Why are streams better for large collections if you still need to enumerate over the entire stream?

Pistrie · November 4, 2023, 11:45am

I’m reading the documentation page, but it’s not landing. A stream basically defines how you want to go over the collection, without actually executing it at that time. Nothing happens until you enumerate over it.

This is where I get lost. What is the point of the stream if you still need to enumerate over it with Enum? I can understand it a bit better if you don’t want to enumerate over the entire stream, but what if you do want to do that? Are you better off skipping the stream altogether?

Given this example (slightly modified from the documentation):

iex> range = 1..1_000_000
iex> stream = Stream.map(range, & &1)
iex> Enum.map(stream, & &1)          
[1, 2, 3, 4, 5, 6, 7, 8, 9, 10, 11, 12, 13, 14, 15, 16, 17, 18, 19, 20, 21, 22,
 23, 24, 25, 26, 27, 28, 29, 30, 31, 32, 33, 34, 35, 36, 37, 38, 39, 40, 41, 42,
 43, 44, 45, 46, 47, 48, 49, 50, ...]

Here the entire stream is being enumerated over, so why not just use map and skip the stream?

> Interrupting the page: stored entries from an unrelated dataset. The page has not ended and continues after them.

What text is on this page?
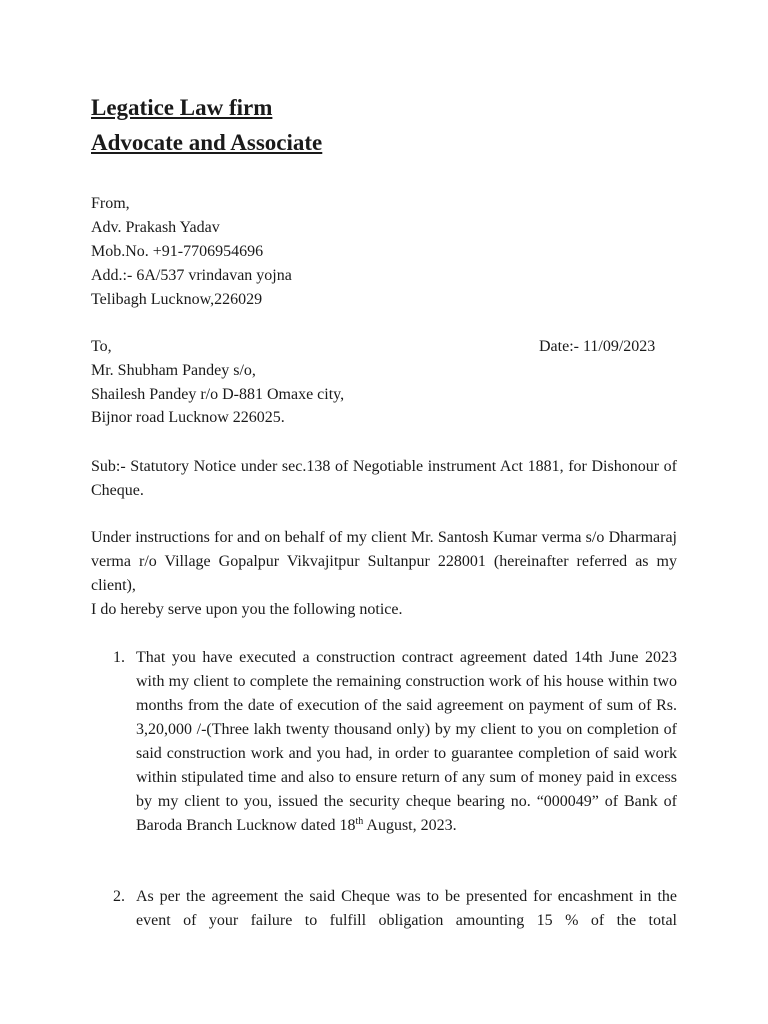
Legatice Law firm
Advocate and Associate
From,
Adv. Prakash Yadav
Mob.No. +91-7706954696
Add.:- 6A/537 vrindavan yojna
Telibagh Lucknow,226029
To,	Date:- 11/09/2023
Mr. Shubham Pandey s/o,
Shailesh Pandey r/o D-881 Omaxe city,
Bijnor road Lucknow 226025.
Sub:- Statutory Notice under sec.138 of Negotiable instrument Act 1881, for Dishonour of Cheque.
Under instructions for and on behalf of my client Mr. Santosh Kumar verma s/o Dharmaraj verma r/o Village Gopalpur Vikvajitpur Sultanpur 228001 (hereinafter referred as my client),
I do hereby serve upon you the following notice.
1. That you have executed a construction contract agreement dated 14th June 2023 with my client to complete the remaining construction work of his house within two months from the date of execution of the said agreement on payment of sum of Rs. 3,20,000 /-(Three lakh twenty thousand only) by my client to you on completion of said construction work and you had, in order to guarantee completion of said work within stipulated time and also to ensure return of any sum of money paid in excess by my client to you, issued the security cheque bearing no. “000049” of Bank of Baroda Branch Lucknow dated 18th August, 2023.
2. As per the agreement the said Cheque was to be presented for encashment in the event of your failure to fulfill obligation amounting 15 % of the total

josevalim · November 4, 2023, 11:47am

It depends on how many operations you want to perform. If it is a single map, it is likely that the stream is slower. But if you want to map, filter, reduce, etc, each Enum operation will build a new list, the Stream will traverse once. for comprehensions are highly optimized too. If you feel the docs could be clearer, a PR is welcome!